Immigrant groups described the comments of Fine Gael education spokesman Brian Hayes as “highly irresponsible and offensive”, while a DCU lecturer said the call was “clearly, although maybe not intentionally, racist in nature”.
Mr Hayes said this was a complete over-reaction to his demand for changes to the teaching of immigrant children.
“This is a serious issue that has been raised by teachers and it has to be taken seriously, not in a childish way that some academic wants to raise,” he said.
He argued that immigrant children were being “left behind” at Junior and Leaving Certificate level under the current system of fewer than four hours of English language teaching per week.
Fianna Fail Dublin South East TD Chris Andrews added to the debate, saying that he believed that “segregation” was already happening. He called for a quota system to address the problem.
But DCU lecturer Dr James O’Higgins-Norman, who attacked Mr Hayes’ “clearly racist” comments, said segregating children on the basis of ability in reading and writing had been shown in research to affect their socialisation with other students.
The New Communities Partnership, which carries out integration work with immigrants, also criticised the call for segregation as “highly irresponsible and offensive”.
Its spokesman, Issah Huseini, said it would be better to provide after-school and weekend English language classes for immigrant children and their parents.
The Association of Secondary Teachers of Ireland (ASTI) reiterated its call for English language “immersion courses”, which would see immigrant children who did not speak the language temporarily taught apart in secondary schools.

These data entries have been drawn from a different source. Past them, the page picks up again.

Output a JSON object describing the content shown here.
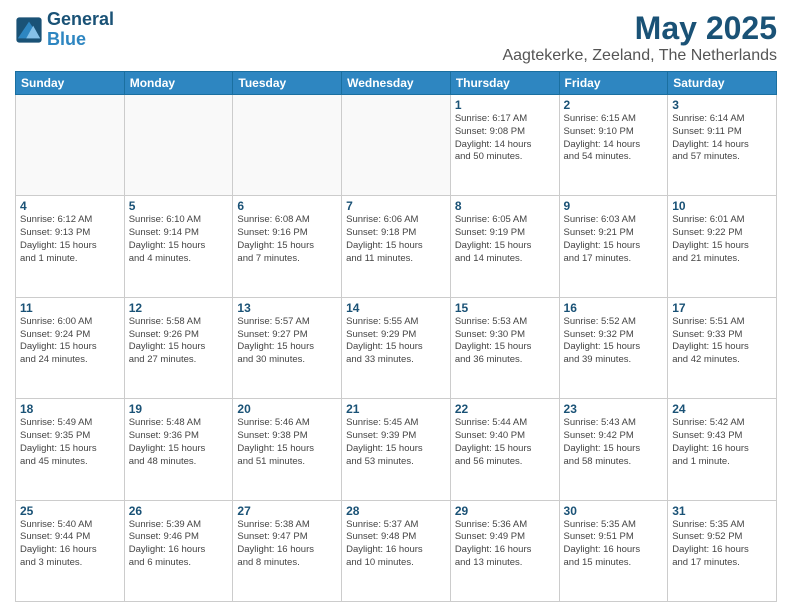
{
  "header": {
    "logo_line1": "General",
    "logo_line2": "Blue",
    "title": "May 2025",
    "subtitle": "Aagtekerke, Zeeland, The Netherlands"
  },
  "weekdays": [
    "Sunday",
    "Monday",
    "Tuesday",
    "Wednesday",
    "Thursday",
    "Friday",
    "Saturday"
  ],
  "weeks": [
    [
      {
        "day": "",
        "info": ""
      },
      {
        "day": "",
        "info": ""
      },
      {
        "day": "",
        "info": ""
      },
      {
        "day": "",
        "info": ""
      },
      {
        "day": "1",
        "info": "Sunrise: 6:17 AM\nSunset: 9:08 PM\nDaylight: 14 hours\nand 50 minutes."
      },
      {
        "day": "2",
        "info": "Sunrise: 6:15 AM\nSunset: 9:10 PM\nDaylight: 14 hours\nand 54 minutes."
      },
      {
        "day": "3",
        "info": "Sunrise: 6:14 AM\nSunset: 9:11 PM\nDaylight: 14 hours\nand 57 minutes."
      }
    ],
    [
      {
        "day": "4",
        "info": "Sunrise: 6:12 AM\nSunset: 9:13 PM\nDaylight: 15 hours\nand 1 minute."
      },
      {
        "day": "5",
        "info": "Sunrise: 6:10 AM\nSunset: 9:14 PM\nDaylight: 15 hours\nand 4 minutes."
      },
      {
        "day": "6",
        "info": "Sunrise: 6:08 AM\nSunset: 9:16 PM\nDaylight: 15 hours\nand 7 minutes."
      },
      {
        "day": "7",
        "info": "Sunrise: 6:06 AM\nSunset: 9:18 PM\nDaylight: 15 hours\nand 11 minutes."
      },
      {
        "day": "8",
        "info": "Sunrise: 6:05 AM\nSunset: 9:19 PM\nDaylight: 15 hours\nand 14 minutes."
      },
      {
        "day": "9",
        "info": "Sunrise: 6:03 AM\nSunset: 9:21 PM\nDaylight: 15 hours\nand 17 minutes."
      },
      {
        "day": "10",
        "info": "Sunrise: 6:01 AM\nSunset: 9:22 PM\nDaylight: 15 hours\nand 21 minutes."
      }
    ],
    [
      {
        "day": "11",
        "info": "Sunrise: 6:00 AM\nSunset: 9:24 PM\nDaylight: 15 hours\nand 24 minutes."
      },
      {
        "day": "12",
        "info": "Sunrise: 5:58 AM\nSunset: 9:26 PM\nDaylight: 15 hours\nand 27 minutes."
      },
      {
        "day": "13",
        "info": "Sunrise: 5:57 AM\nSunset: 9:27 PM\nDaylight: 15 hours\nand 30 minutes."
      },
      {
        "day": "14",
        "info": "Sunrise: 5:55 AM\nSunset: 9:29 PM\nDaylight: 15 hours\nand 33 minutes."
      },
      {
        "day": "15",
        "info": "Sunrise: 5:53 AM\nSunset: 9:30 PM\nDaylight: 15 hours\nand 36 minutes."
      },
      {
        "day": "16",
        "info": "Sunrise: 5:52 AM\nSunset: 9:32 PM\nDaylight: 15 hours\nand 39 minutes."
      },
      {
        "day": "17",
        "info": "Sunrise: 5:51 AM\nSunset: 9:33 PM\nDaylight: 15 hours\nand 42 minutes."
      }
    ],
    [
      {
        "day": "18",
        "info": "Sunrise: 5:49 AM\nSunset: 9:35 PM\nDaylight: 15 hours\nand 45 minutes."
      },
      {
        "day": "19",
        "info": "Sunrise: 5:48 AM\nSunset: 9:36 PM\nDaylight: 15 hours\nand 48 minutes."
      },
      {
        "day": "20",
        "info": "Sunrise: 5:46 AM\nSunset: 9:38 PM\nDaylight: 15 hours\nand 51 minutes."
      },
      {
        "day": "21",
        "info": "Sunrise: 5:45 AM\nSunset: 9:39 PM\nDaylight: 15 hours\nand 53 minutes."
      },
      {
        "day": "22",
        "info": "Sunrise: 5:44 AM\nSunset: 9:40 PM\nDaylight: 15 hours\nand 56 minutes."
      },
      {
        "day": "23",
        "info": "Sunrise: 5:43 AM\nSunset: 9:42 PM\nDaylight: 15 hours\nand 58 minutes."
      },
      {
        "day": "24",
        "info": "Sunrise: 5:42 AM\nSunset: 9:43 PM\nDaylight: 16 hours\nand 1 minute."
      }
    ],
    [
      {
        "day": "25",
        "info": "Sunrise: 5:40 AM\nSunset: 9:44 PM\nDaylight: 16 hours\nand 3 minutes."
      },
      {
        "day": "26",
        "info": "Sunrise: 5:39 AM\nSunset: 9:46 PM\nDaylight: 16 hours\nand 6 minutes."
      },
      {
        "day": "27",
        "info": "Sunrise: 5:38 AM\nSunset: 9:47 PM\nDaylight: 16 hours\nand 8 minutes."
      },
      {
        "day": "28",
        "info": "Sunrise: 5:37 AM\nSunset: 9:48 PM\nDaylight: 16 hours\nand 10 minutes."
      },
      {
        "day": "29",
        "info": "Sunrise: 5:36 AM\nSunset: 9:49 PM\nDaylight: 16 hours\nand 13 minutes."
      },
      {
        "day": "30",
        "info": "Sunrise: 5:35 AM\nSunset: 9:51 PM\nDaylight: 16 hours\nand 15 minutes."
      },
      {
        "day": "31",
        "info": "Sunrise: 5:35 AM\nSunset: 9:52 PM\nDaylight: 16 hours\nand 17 minutes."
      }
    ]
  ]
}
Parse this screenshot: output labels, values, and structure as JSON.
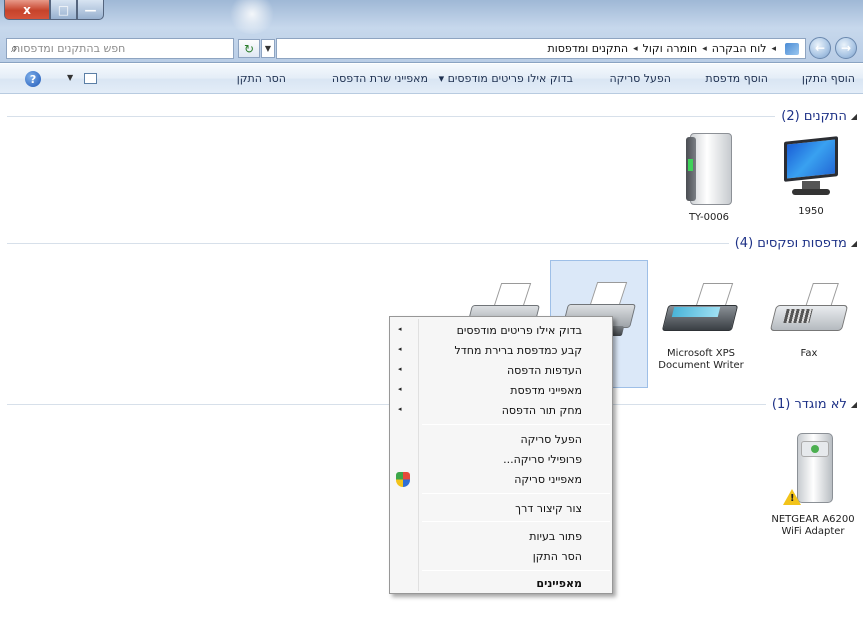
{
  "window": {
    "close_glyph": "x",
    "max_glyph": "□",
    "min_glyph": "—"
  },
  "address": {
    "breadcrumb": [
      "לוח הבקרה",
      "חומרה וקול",
      "התקנים ומדפסות"
    ],
    "search_placeholder": "חפש בהתקנים ומדפסות"
  },
  "commandbar": {
    "add_device": "הוסף התקן",
    "add_printer": "הוסף מדפסת",
    "start_scan": "הפעל סריקה",
    "see_printing": "בדוק אילו פריטים מודפסים ▾",
    "print_server_props": "מאפייני שרת הדפסה",
    "remove_device": "הסר התקן"
  },
  "groups": {
    "devices": {
      "title": "התקנים (2)"
    },
    "printers": {
      "title": "מדפסות ופקסים (4)"
    },
    "unspecified": {
      "title": "לא מוגדר (1)"
    }
  },
  "devices": {
    "monitor": "1950",
    "drive": "TY-0006",
    "fax": "Fax",
    "xps": "Microsoft XPS Document Writer",
    "router": "NETGEAR A6200 WiFi Adapter"
  },
  "context_menu": {
    "items": [
      "בדוק אילו פריטים מודפסים",
      "קבע כמדפסת ברירת מחדל",
      "העדפות הדפסה",
      "מאפייני מדפסת",
      "מחק תור הדפסה",
      "הפעל סריקה",
      "פרופילי סריקה...",
      "מאפייני סריקה",
      "צור קיצור דרך",
      "פתור בעיות",
      "הסר התקן",
      "מאפיינים"
    ],
    "submenu_glyph": "◂"
  },
  "icons": {
    "search": "search-icon",
    "help": "help-icon",
    "shield": "shield-icon",
    "refresh": "refresh-icon"
  }
}
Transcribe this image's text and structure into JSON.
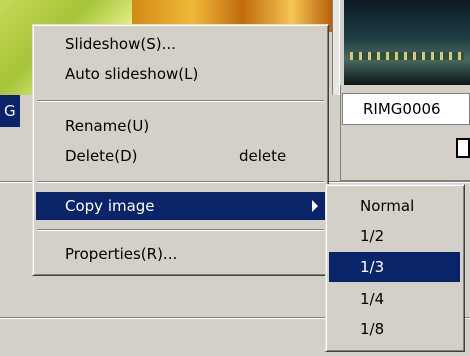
{
  "background": {
    "left_label": "G",
    "filename": "RIMG0006"
  },
  "context_menu": {
    "items": [
      {
        "label": "Slideshow(S)..."
      },
      {
        "label": "Auto slideshow(L)"
      },
      {
        "label": "Rename(U)"
      },
      {
        "label": "Delete(D)",
        "accelerator": "delete"
      },
      {
        "label": "Copy image",
        "has_submenu": true,
        "highlighted": true
      },
      {
        "label": "Properties(R)..."
      }
    ]
  },
  "submenu": {
    "items": [
      {
        "label": "Normal"
      },
      {
        "label": "1/2"
      },
      {
        "label": "1/3",
        "highlighted": true
      },
      {
        "label": "1/4"
      },
      {
        "label": "1/8"
      }
    ]
  },
  "colors": {
    "menu_face": "#d4d0c8",
    "selection": "#0a246a",
    "selection_text": "#ffffff"
  }
}
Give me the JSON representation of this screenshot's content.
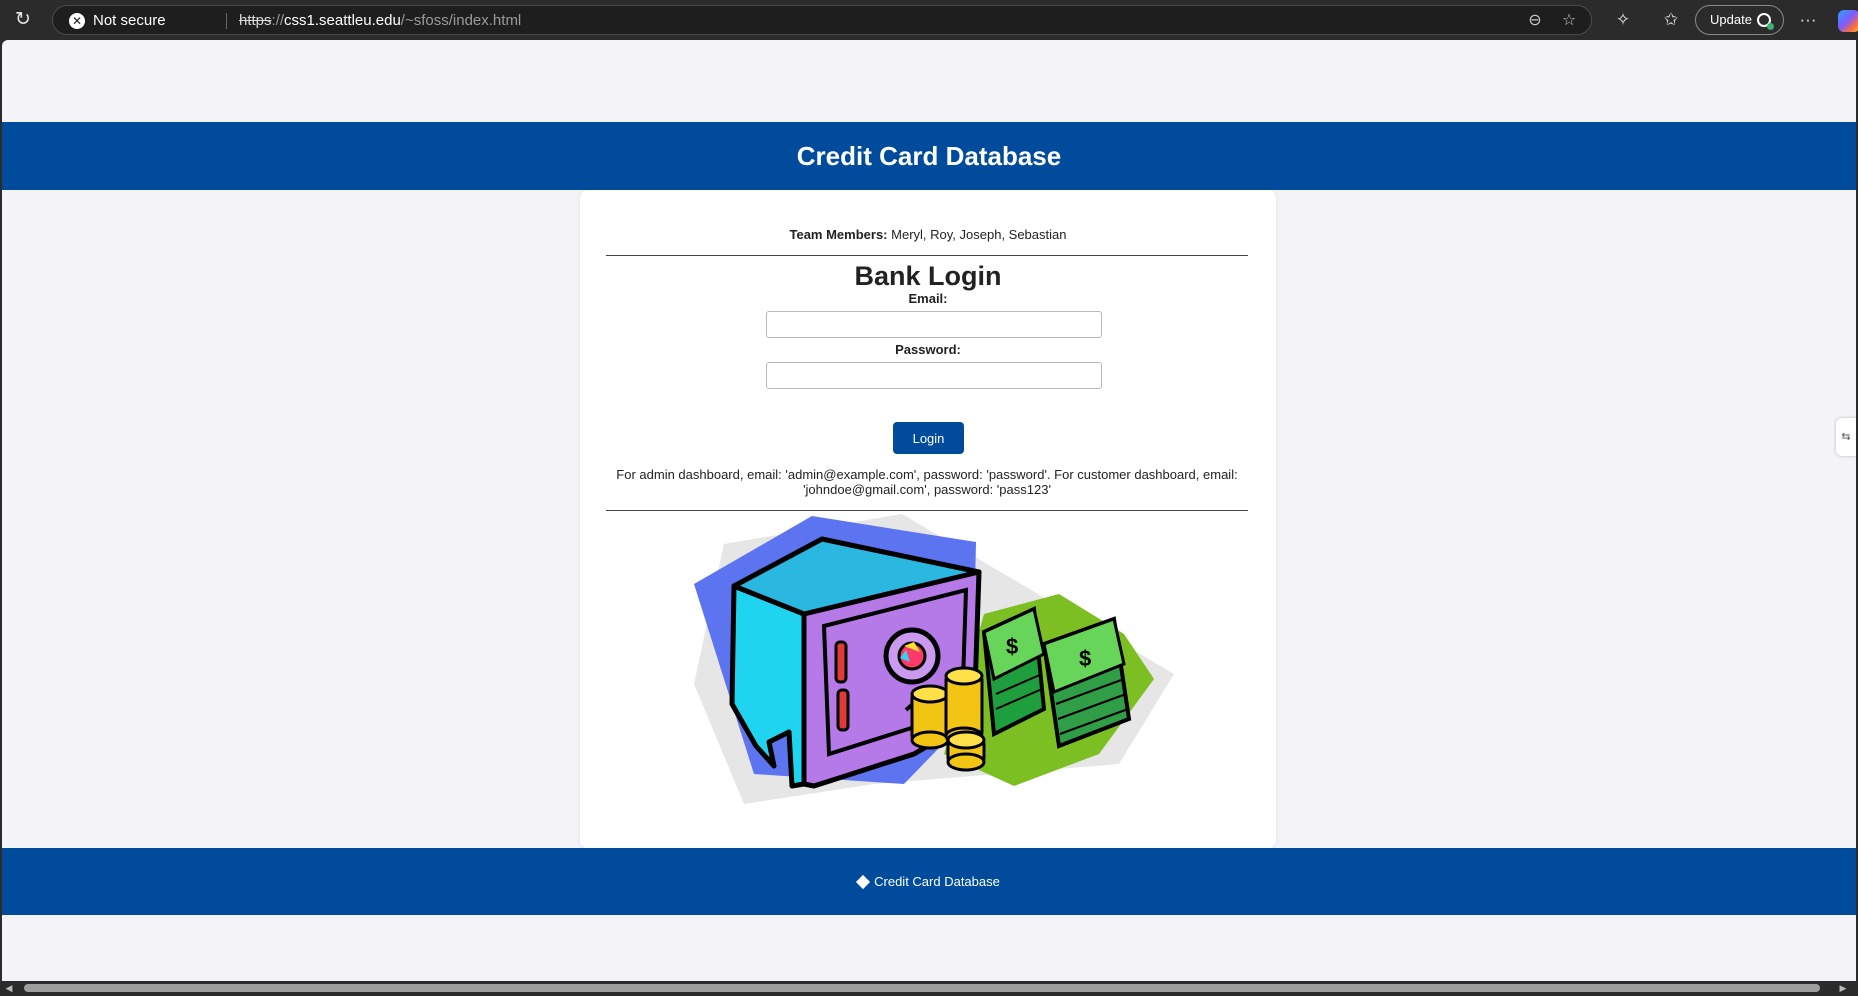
{
  "browser": {
    "security_label": "Not secure",
    "url_scheme": "https",
    "url_host": "css1.seattleu.edu",
    "url_path": "/~sfoss/index.html",
    "update_label": "Update",
    "icons": [
      "reload-icon",
      "not-secure-icon",
      "zoom-out-icon",
      "favorite-star-icon",
      "extensions-icon",
      "favorites-icon",
      "update-heart-icon",
      "more-menu-icon",
      "copilot-icon"
    ]
  },
  "page": {
    "header_title": "Credit Card Database",
    "team_label": "Team Members:",
    "team_names": "Meryl, Roy, Joseph, Sebastian",
    "login_title": "Bank Login",
    "email_label": "Email:",
    "email_value": "",
    "password_label": "Password:",
    "password_value": "",
    "login_button": "Login",
    "hint_text": "For admin dashboard, email: 'admin@example.com', password: 'password'. For customer dashboard, email: 'johndoe@gmail.com', password: 'pass123'",
    "footer_text": "Credit Card Database",
    "illustration": "bank-safe-and-money-clipart"
  },
  "colors": {
    "brand_blue": "#004b9c",
    "page_bg": "#f4f4f8",
    "chrome_bg": "#2b2b2b"
  }
}
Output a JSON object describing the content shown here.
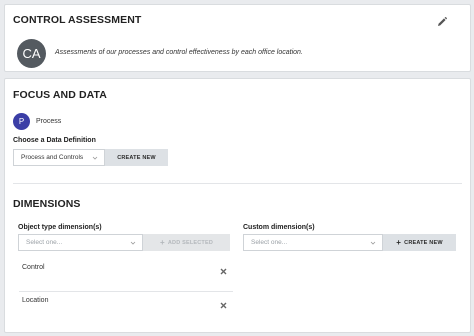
{
  "assessment": {
    "title": "CONTROL ASSESSMENT",
    "avatar_initials": "CA",
    "description": "Assessments of our processes and control effectiveness by each office location."
  },
  "focus": {
    "title": "FOCUS AND DATA",
    "process_initial": "P",
    "process_label": "Process",
    "definition_label": "Choose a Data Definition",
    "definition_value": "Process and Controls",
    "create_new_label": "CREATE NEW"
  },
  "dimensions": {
    "title": "DIMENSIONS",
    "object_type_label": "Object type dimension(s)",
    "object_type_placeholder": "Select one...",
    "add_selected_label": "ADD SELECTED",
    "custom_label": "Custom dimension(s)",
    "custom_placeholder": "Select one...",
    "custom_create_label": "CREATE NEW",
    "items": [
      {
        "label": "Control"
      },
      {
        "label": "Location"
      }
    ]
  },
  "colors": {
    "avatar_ca": "#545a60",
    "avatar_p": "#3b3ea6",
    "button_bg": "#dde1e5"
  }
}
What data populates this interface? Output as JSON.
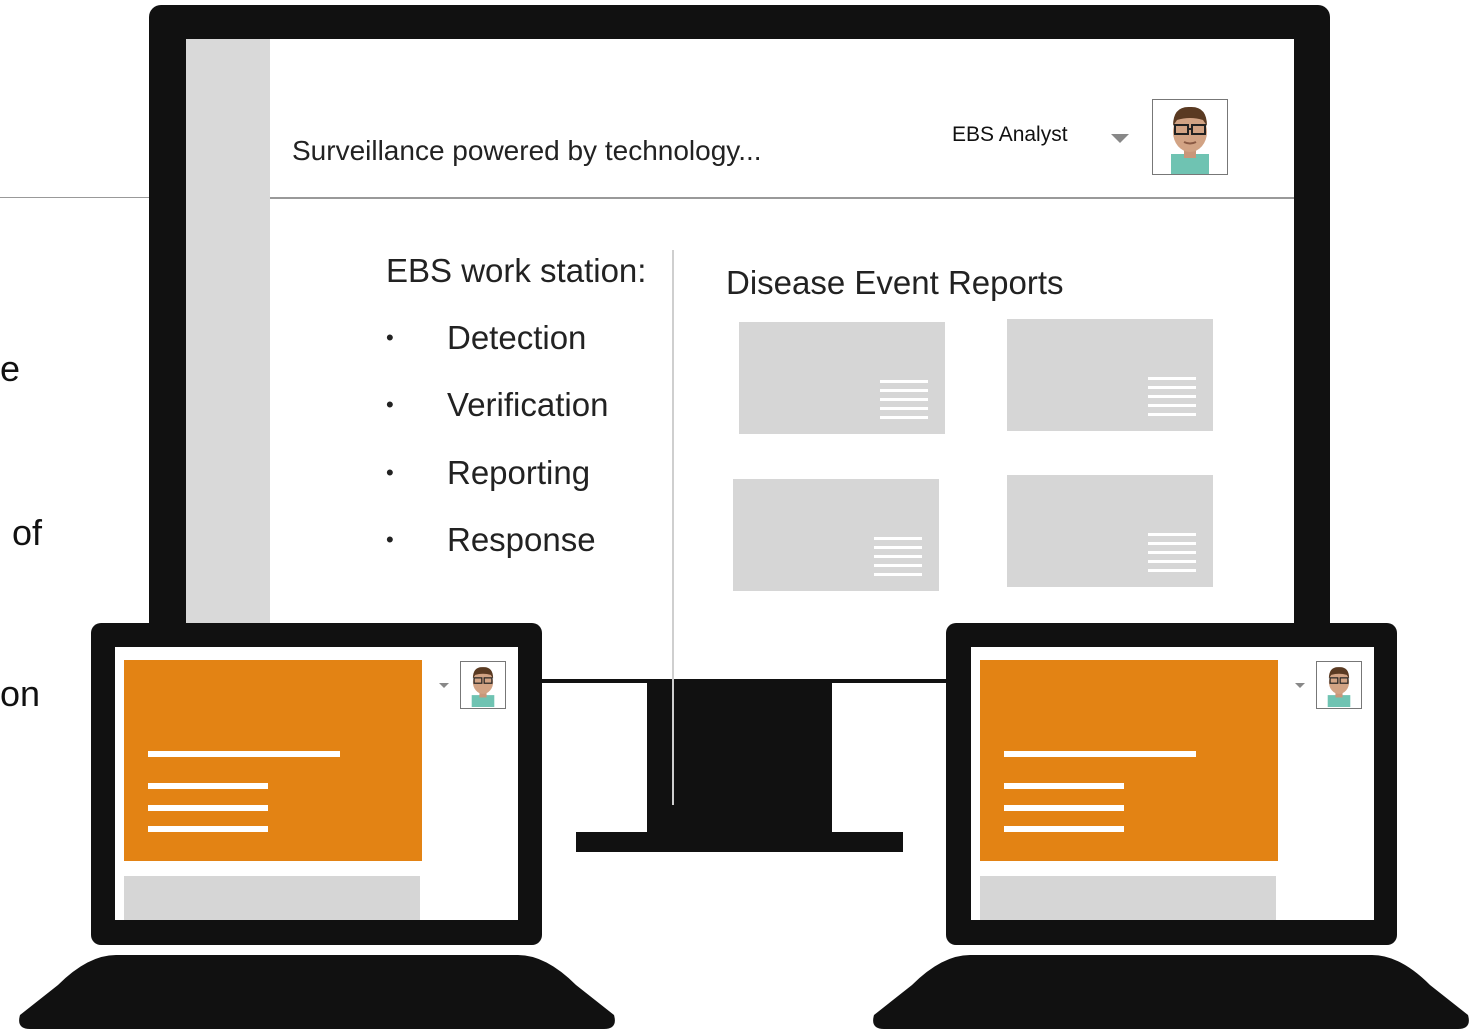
{
  "left_fragments": [
    "e",
    "of",
    "on"
  ],
  "monitor": {
    "tagline": "Surveillance powered by technology...",
    "user_name": "EBS Analyst",
    "user_avatar_icon": "analyst-avatar-icon",
    "dropdown_icon": "caret-down-icon",
    "workstation": {
      "title": "EBS work station:",
      "items": [
        "Detection",
        "Verification",
        "Reporting",
        "Response"
      ]
    },
    "reports": {
      "title": "Disease Event Reports",
      "card_count_label": ""
    }
  },
  "colors": {
    "bezel": "#111111",
    "accent_orange": "#e38314",
    "placeholder_gray": "#d6d6d6"
  }
}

“This would encourage the speedy integration of these students into the school community and into mainstream subject classes,” a spokeswoman said.
The ASTI once again said that it was strongly opposed to segregation, and that it had always worked for the integration of immigrant children in the education system.
And John Carr, general secretary of the Irish National Teachers Organisation, which represents primary teachers, said the call for the “segregation” of immigrant children was “discriminatory, inequitable and deeply flawed”.